Auch Sven-Eric Bechtolf nimmt die Komödie ernst. Das Timing stimmt, das Tempo auch. Selbst die slapstickartige, von Verdi enorm angeheizte Tumultszene im zweiten Bild des zweiten Aktes, in der der eifersüchtige Ford (stark: Massimo Cavalletti) mit einer ganzen Armee von Feuerwehrmännern den Alten in seinem Haus sucht, wird nicht zu platt. Ganz ungebrochen lässt Bechtolf Verdis "Commedia lirica" trotzdem nicht. Immer wieder hält er die Bewegung auf der Bühne an und lässt zumindest einen Teil der Figuren im Freeze verharren. Das kann die Männerwelt von der der Frauen trennen. Das kann Personen zu stummen Beobachtern machen und auch Raum schaffen für die einzige ungetrübte Liebesgeschichte, die in Verdis letzter Oper ablaufen darf – die zwischen Nanetta und Fenton. Hier lässt der Komponist immer mal wieder für einige Takte die Zeit stillstehen und schafft ein paar lyrische Inseln in der ansonsten äußerst kleingliedrigen Partitur.

Vor allem Eva Liebau veredelt mit ihrem schlackenlosen Sopran diese Linien zu reinen Glücksmomenten. Auch Javier Camarena nutzt jede Chance auf Melos, auch wenn er gelegentlich manche Töne zu sehr von unten ansingt und dabei die Intonation etwas verrutscht. Jürgen Hoffmann leuchtet diesen "Falstaff" so hell aus wie jene "Così fan tutte", die Sven- Eric Bechtolf vor knapp zwei Jahren mit seinem Team in Zürich inszenierte. Rolf Glittenbergs Bühnenbilder sind Variationen eines Raums. Für das große, weiße Bretterhaus, das diesem "Falstaff" viel Raum lässt, hat sich Glittenberg von einer Scheune auf Verdis Anwesen inspirieren lassen. Eine sommerliche Stimmung liegt über der Szenerie. Barbara Frittoli ist eine selbstbewusst strahlende Mrs. Alice Ford, der man in den wunderbar ausgesungenen lyrischen Momenten aber auch die eigene Liebesenttäuschung anmerkt. Yvonne Naef (Mrs. Quickly) und Judith Schmid (Mrs. Meg Page) entfalten dunklere Töne, ohne dabei an Leichtigkeit zu verlieren. Höchste Vitalität kennzeichnet auch den Orchesterpart. Daniele Gatti wählt harte Schnitte, wenn nach kurzen Atempausen die Streicher wieder Haken schlagen. Das trockene Blech lässt er wie eine Banda klingen, die Tuttischläge sind präzise. Nur in den Ensembles wie am Ende des ersten Aktes klappert es ein wenig zwischen Orchestergraben und Bühne.

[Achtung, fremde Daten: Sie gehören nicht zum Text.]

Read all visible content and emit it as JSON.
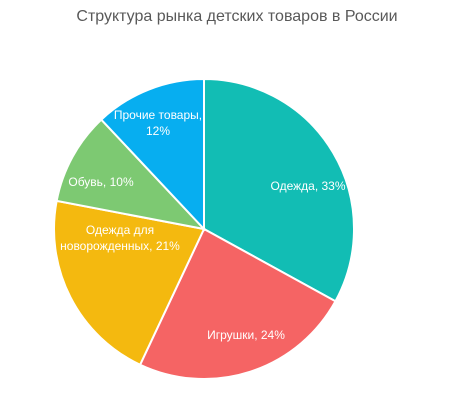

Das Ende gehört wieder Falstaff. Die letzte Generalpause der Chorfuge dehnt Dirigent Gatti auf mehrere Sekunden, ehe Ambrogio Maestri sein "Tutti gabbati" (Lauter Gefoppte) ein letztes Mal anstimmt. Dabei gehen die Lichter im Zuschauerraum an – und man ist plötzlich selbst Teil des Spiels.